À l'échelle du territoire, le volume concerné se mesure : de l'ordre de 36 maisons individuelles, 243 diagnostics publiés pour 1 000 résidences principales, environ 32 logements occupés par leur propriétaire. Ce volume ne préjuge d'aucune éligibilité individuelle : il indique seulement où se concentrent, à Sommerécourt, les situations où le scénario décrit sur cette page a le plus de chances d'être pertinent.
Reste la question du taux applicable : pour « sortie passoire thermique à Sommerécourt », un ménage très modeste mobilise jusqu'à 32 000 €, un ménage modeste 24 000 €, un ménage intermédiaire 18 000 € et un ménage aux revenus supérieurs 4 000 € sur l'assiette de 40 000 € HT. À deux classes gagnées, l'assiette redescend à 30 000 € HT et les montants suivent dans la même proportion.
Point de vigilance financier à Sommerécourt : un scénario calé sur une seule classe, insuffisant pour relouer. Une reprise représente 10 à 20 % du poste, soit 170 150 € à 340 300 €, sans nouvelle aide mobilisable — d'où l'intérêt d'un contrôle en cours de chantier plutôt qu'à la réception.
Une moyenne de 2.03 personne(s) par logement à Sommerécourt : ce chiffre paraît anodin, il commande pourtant le débit de ventilation, le volume d'eau chaude et donc la cohérence de la sortie d'une étiquette F ou G avec le reste du bouquet.
Trois pièces décident du versement à Sommerécourt : le devis portant l'atteinte d'une étiquette D au minimum, l'attestation RGE de un accompagnateur agréé et un groupement RGE et le DPE après travaux réalisé par un diagnostiqueur indépendant. Leur absence ne fait pas perdre le droit à l'aide — jusqu'à 32 000 € — mais elle en gèle le paiement.
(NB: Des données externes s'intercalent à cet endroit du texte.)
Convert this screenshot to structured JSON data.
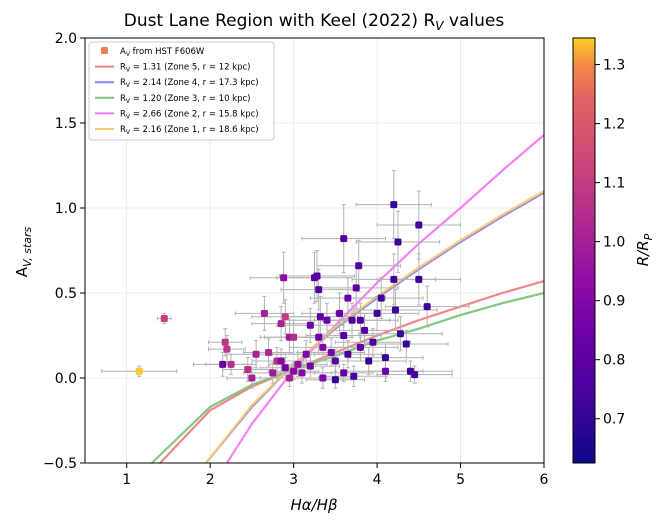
{
  "chart_data": {
    "type": "scatter",
    "title": "Dust Lane Region with Keel (2022) R",
    "title_sub": "V",
    "title_tail": " values",
    "xlabel": "Hα/Hβ",
    "ylabel_main": "A",
    "ylabel_sub": "V, stars",
    "xlim": [
      0.5,
      6
    ],
    "ylim": [
      -0.5,
      2.0
    ],
    "xticks": [
      1,
      2,
      3,
      4,
      5,
      6
    ],
    "yticks": [
      -0.5,
      0.0,
      0.5,
      1.0,
      1.5,
      2.0
    ],
    "xtick_labels": [
      "1",
      "2",
      "3",
      "4",
      "5",
      "6"
    ],
    "ytick_labels": [
      "−0.5",
      "0.0",
      "0.5",
      "1.0",
      "1.5",
      "2.0"
    ],
    "grid": true,
    "legend_placement": "top-left",
    "legend": [
      {
        "label": "A",
        "sub": "V",
        "tail": " from HST F606W",
        "kind": "marker",
        "color": "#e8834f"
      },
      {
        "label": "R",
        "sub": "V",
        "tail": " = 1.31 (Zone 5, r = 12 kpc)",
        "kind": "line",
        "color": "#f08080"
      },
      {
        "label": "R",
        "sub": "V",
        "tail": " = 2.14 (Zone 4, r = 17.3 kpc)",
        "kind": "line",
        "color": "#8a84ee"
      },
      {
        "label": "R",
        "sub": "V",
        "tail": " = 1.20 (Zone 3, r = 10 kpc)",
        "kind": "line",
        "color": "#7cc47c"
      },
      {
        "label": "R",
        "sub": "V",
        "tail": " = 2.66 (Zone 2, r = 15.8 kpc)",
        "kind": "line",
        "color": "#f77af7"
      },
      {
        "label": "R",
        "sub": "V",
        "tail": " = 2.16 (Zone 1, r = 18.6 kpc)",
        "kind": "line",
        "color": "#f9c872"
      }
    ],
    "curves": [
      {
        "name": "Zone 5",
        "color": "#f08080",
        "points": [
          [
            1.4,
            -0.5
          ],
          [
            2,
            -0.19
          ],
          [
            2.5,
            -0.05
          ],
          [
            3,
            0.05
          ],
          [
            3.5,
            0.15
          ],
          [
            4,
            0.25
          ],
          [
            4.5,
            0.34
          ],
          [
            5,
            0.42
          ],
          [
            5.5,
            0.5
          ],
          [
            6,
            0.57
          ]
        ]
      },
      {
        "name": "Zone 4",
        "color": "#8a84ee",
        "points": [
          [
            1.95,
            -0.5
          ],
          [
            2.5,
            -0.17
          ],
          [
            3,
            0.08
          ],
          [
            3.5,
            0.29
          ],
          [
            4,
            0.47
          ],
          [
            4.5,
            0.64
          ],
          [
            5,
            0.8
          ],
          [
            5.5,
            0.95
          ],
          [
            6,
            1.09
          ]
        ]
      },
      {
        "name": "Zone 3",
        "color": "#7cc47c",
        "points": [
          [
            1.3,
            -0.5
          ],
          [
            2,
            -0.17
          ],
          [
            2.5,
            -0.04
          ],
          [
            3,
            0.05
          ],
          [
            3.5,
            0.13
          ],
          [
            4,
            0.22
          ],
          [
            4.5,
            0.29
          ],
          [
            5,
            0.37
          ],
          [
            5.5,
            0.44
          ],
          [
            6,
            0.5
          ]
        ]
      },
      {
        "name": "Zone 2",
        "color": "#f77af7",
        "points": [
          [
            2.2,
            -0.5
          ],
          [
            2.5,
            -0.27
          ],
          [
            3,
            0.05
          ],
          [
            3.5,
            0.31
          ],
          [
            4,
            0.56
          ],
          [
            4.5,
            0.79
          ],
          [
            5,
            1.0
          ],
          [
            5.5,
            1.22
          ],
          [
            6,
            1.43
          ]
        ]
      },
      {
        "name": "Zone 1",
        "color": "#f9c872",
        "points": [
          [
            1.95,
            -0.5
          ],
          [
            2.5,
            -0.16
          ],
          [
            3,
            0.08
          ],
          [
            3.5,
            0.3
          ],
          [
            4,
            0.48
          ],
          [
            4.5,
            0.65
          ],
          [
            5,
            0.81
          ],
          [
            5.5,
            0.96
          ],
          [
            6,
            1.1
          ]
        ]
      }
    ],
    "points": [
      {
        "x": 1.15,
        "y": 0.04,
        "xerr": 0.45,
        "yerr": 0.03,
        "c": 1.34
      },
      {
        "x": 1.45,
        "y": 0.35,
        "xerr": 0.08,
        "yerr": 0.03,
        "c": 1.11
      },
      {
        "x": 2.18,
        "y": 0.21,
        "xerr": 0.2,
        "yerr": 0.08,
        "c": 1.07
      },
      {
        "x": 2.2,
        "y": 0.17,
        "xerr": 0.22,
        "yerr": 0.08,
        "c": 1.07
      },
      {
        "x": 2.25,
        "y": 0.08,
        "xerr": 0.3,
        "yerr": 0.06,
        "c": 1.05
      },
      {
        "x": 2.15,
        "y": 0.08,
        "xerr": 0.35,
        "yerr": 0.07,
        "c": 0.82
      },
      {
        "x": 2.45,
        "y": 0.05,
        "xerr": 0.3,
        "yerr": 0.07,
        "c": 1.05
      },
      {
        "x": 2.5,
        "y": 0.0,
        "xerr": 0.3,
        "yerr": 0.06,
        "c": 1.0
      },
      {
        "x": 2.55,
        "y": 0.14,
        "xerr": 0.35,
        "yerr": 0.08,
        "c": 1.0
      },
      {
        "x": 2.65,
        "y": 0.38,
        "xerr": 0.35,
        "yerr": 0.1,
        "c": 1.0
      },
      {
        "x": 2.7,
        "y": 0.15,
        "xerr": 0.3,
        "yerr": 0.08,
        "c": 1.03
      },
      {
        "x": 2.75,
        "y": 0.03,
        "xerr": 0.35,
        "yerr": 0.06,
        "c": 0.98
      },
      {
        "x": 2.8,
        "y": 0.1,
        "xerr": 0.3,
        "yerr": 0.08,
        "c": 1.05
      },
      {
        "x": 2.85,
        "y": 0.32,
        "xerr": 0.35,
        "yerr": 0.1,
        "c": 1.0
      },
      {
        "x": 2.88,
        "y": 0.59,
        "xerr": 0.4,
        "yerr": 0.15,
        "c": 0.93
      },
      {
        "x": 2.9,
        "y": 0.36,
        "xerr": 0.4,
        "yerr": 0.1,
        "c": 1.1
      },
      {
        "x": 2.95,
        "y": 0.24,
        "xerr": 0.35,
        "yerr": 0.1,
        "c": 0.97
      },
      {
        "x": 3.0,
        "y": 0.24,
        "xerr": 0.35,
        "yerr": 0.1,
        "c": 1.05
      },
      {
        "x": 2.95,
        "y": 0.0,
        "xerr": 0.35,
        "yerr": 0.05,
        "c": 1.0
      },
      {
        "x": 2.9,
        "y": 0.06,
        "xerr": 0.3,
        "yerr": 0.06,
        "c": 0.86
      },
      {
        "x": 2.85,
        "y": 0.1,
        "xerr": 0.3,
        "yerr": 0.07,
        "c": 0.9
      },
      {
        "x": 3.05,
        "y": 0.08,
        "xerr": 0.35,
        "yerr": 0.07,
        "c": 0.95
      },
      {
        "x": 3.1,
        "y": 0.03,
        "xerr": 0.35,
        "yerr": 0.06,
        "c": 0.9
      },
      {
        "x": 3.15,
        "y": 0.14,
        "xerr": 0.4,
        "yerr": 0.08,
        "c": 0.88
      },
      {
        "x": 3.2,
        "y": 0.31,
        "xerr": 0.4,
        "yerr": 0.1,
        "c": 0.82
      },
      {
        "x": 3.2,
        "y": 0.07,
        "xerr": 0.35,
        "yerr": 0.07,
        "c": 0.85
      },
      {
        "x": 3.25,
        "y": 0.59,
        "xerr": 0.45,
        "yerr": 0.15,
        "c": 0.8
      },
      {
        "x": 3.28,
        "y": 0.6,
        "xerr": 0.45,
        "yerr": 0.15,
        "c": 0.78
      },
      {
        "x": 3.3,
        "y": 0.52,
        "xerr": 0.45,
        "yerr": 0.12,
        "c": 0.76
      },
      {
        "x": 3.3,
        "y": 0.24,
        "xerr": 0.4,
        "yerr": 0.1,
        "c": 0.85
      },
      {
        "x": 3.32,
        "y": 0.36,
        "xerr": 0.45,
        "yerr": 0.12,
        "c": 0.8
      },
      {
        "x": 3.35,
        "y": 0.18,
        "xerr": 0.4,
        "yerr": 0.08,
        "c": 0.9
      },
      {
        "x": 3.35,
        "y": 0.0,
        "xerr": 0.35,
        "yerr": 0.06,
        "c": 0.88
      },
      {
        "x": 3.4,
        "y": 0.34,
        "xerr": 0.45,
        "yerr": 0.1,
        "c": 0.82
      },
      {
        "x": 3.45,
        "y": 0.15,
        "xerr": 0.4,
        "yerr": 0.08,
        "c": 0.86
      },
      {
        "x": 3.5,
        "y": -0.01,
        "xerr": 0.35,
        "yerr": 0.05,
        "c": 0.7
      },
      {
        "x": 3.5,
        "y": 0.1,
        "xerr": 0.4,
        "yerr": 0.07,
        "c": 0.78
      },
      {
        "x": 3.55,
        "y": 0.38,
        "xerr": 0.45,
        "yerr": 0.12,
        "c": 0.82
      },
      {
        "x": 3.6,
        "y": 0.82,
        "xerr": 0.5,
        "yerr": 0.2,
        "c": 0.78
      },
      {
        "x": 3.6,
        "y": 0.25,
        "xerr": 0.45,
        "yerr": 0.1,
        "c": 0.78
      },
      {
        "x": 3.65,
        "y": 0.47,
        "xerr": 0.45,
        "yerr": 0.12,
        "c": 0.82
      },
      {
        "x": 3.65,
        "y": 0.14,
        "xerr": 0.4,
        "yerr": 0.08,
        "c": 0.76
      },
      {
        "x": 3.7,
        "y": 0.34,
        "xerr": 0.45,
        "yerr": 0.1,
        "c": 0.78
      },
      {
        "x": 3.72,
        "y": 0.01,
        "xerr": 0.4,
        "yerr": 0.06,
        "c": 0.74
      },
      {
        "x": 3.75,
        "y": 0.53,
        "xerr": 0.5,
        "yerr": 0.12,
        "c": 0.8
      },
      {
        "x": 3.78,
        "y": 0.66,
        "xerr": 0.5,
        "yerr": 0.15,
        "c": 0.78
      },
      {
        "x": 3.8,
        "y": 0.18,
        "xerr": 0.45,
        "yerr": 0.08,
        "c": 0.8
      },
      {
        "x": 3.8,
        "y": 0.34,
        "xerr": 0.45,
        "yerr": 0.1,
        "c": 0.76
      },
      {
        "x": 3.85,
        "y": 0.28,
        "xerr": 0.45,
        "yerr": 0.1,
        "c": 0.8
      },
      {
        "x": 3.9,
        "y": 0.1,
        "xerr": 0.45,
        "yerr": 0.08,
        "c": 0.7
      },
      {
        "x": 3.95,
        "y": 0.21,
        "xerr": 0.45,
        "yerr": 0.08,
        "c": 0.74
      },
      {
        "x": 4.0,
        "y": 0.38,
        "xerr": 0.5,
        "yerr": 0.1,
        "c": 0.72
      },
      {
        "x": 4.05,
        "y": 0.47,
        "xerr": 0.5,
        "yerr": 0.12,
        "c": 0.72
      },
      {
        "x": 4.1,
        "y": 0.12,
        "xerr": 0.45,
        "yerr": 0.08,
        "c": 0.7
      },
      {
        "x": 4.1,
        "y": 0.04,
        "xerr": 0.45,
        "yerr": 0.06,
        "c": 0.82
      },
      {
        "x": 4.2,
        "y": 1.02,
        "xerr": 0.45,
        "yerr": 0.2,
        "c": 0.7
      },
      {
        "x": 4.2,
        "y": 0.58,
        "xerr": 0.5,
        "yerr": 0.15,
        "c": 0.72
      },
      {
        "x": 4.22,
        "y": 0.4,
        "xerr": 0.5,
        "yerr": 0.12,
        "c": 0.72
      },
      {
        "x": 4.25,
        "y": 0.8,
        "xerr": 0.5,
        "yerr": 0.18,
        "c": 0.72
      },
      {
        "x": 4.28,
        "y": 0.26,
        "xerr": 0.5,
        "yerr": 0.1,
        "c": 0.72
      },
      {
        "x": 4.35,
        "y": 0.2,
        "xerr": 0.5,
        "yerr": 0.08,
        "c": 0.7
      },
      {
        "x": 4.4,
        "y": 0.04,
        "xerr": 0.5,
        "yerr": 0.06,
        "c": 0.72
      },
      {
        "x": 4.45,
        "y": 0.02,
        "xerr": 0.45,
        "yerr": 0.05,
        "c": 0.74
      },
      {
        "x": 4.5,
        "y": 0.9,
        "xerr": 0.5,
        "yerr": 0.2,
        "c": 0.72
      },
      {
        "x": 4.5,
        "y": 0.58,
        "xerr": 0.5,
        "yerr": 0.15,
        "c": 0.7
      },
      {
        "x": 4.6,
        "y": 0.42,
        "xerr": 0.5,
        "yerr": 0.12,
        "c": 0.72
      },
      {
        "x": 3.0,
        "y": 0.04,
        "xerr": 0.3,
        "yerr": 0.05,
        "c": 0.92
      },
      {
        "x": 3.6,
        "y": 0.03,
        "xerr": 0.35,
        "yerr": 0.05,
        "c": 0.82
      }
    ],
    "colorbar": {
      "label": "R/R",
      "label_sub": "P",
      "min": 0.625,
      "max": 1.345,
      "ticks": [
        0.7,
        0.8,
        0.9,
        1.0,
        1.1,
        1.2,
        1.3
      ],
      "tick_labels": [
        "0.7",
        "0.8",
        "0.9",
        "1.0",
        "1.1",
        "1.2",
        "1.3"
      ],
      "colormap": "plasma"
    }
  }
}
Ce que ce poste consomme d'assiette : 4254 % du plafond applicable à Sommerécourt pour la sortie de passoire. Traduit en aide effective, cela donne 32 000 € pris en charge au taux de 80 % (profil bleu) et 18 000 € au taux de 45 % (profil violet), le solde restant à financer.
Amortissement à Sommerécourt : le poste de 1 701 500 € s'étale sur une vingtaine d'années d'usage, soit 85 075 € par an. Encore faut-il que l'atteinte d'une étiquette D au minimum reste vérifié après travaux, faute de quoi la performance se dégrade avant la fin de l'amortissement.
Le palier de classes se calcule avant de signer : à Sommerécourt, l'assiette double presque entre le scénario à deux classes (30 000 € HT) et celui à trois (40 000 € HT). Sur un poste de 1 701 500 € comme la sortie de passoire, cet écart justifie souvent d'ajouter un lot plutôt que de s'arrêter au minimum.
Le rythme local de diagnostic se lit dans les chiffres publics : 243 DPE pour 1 000 résidences principales à Sommerécourt (9 au total). Ce niveau d'activité fixe les délais réels de un accompagnateur agréé et un groupement RGE et donc la date de démarrage possible pour la sortie d'une étiquette F ou G.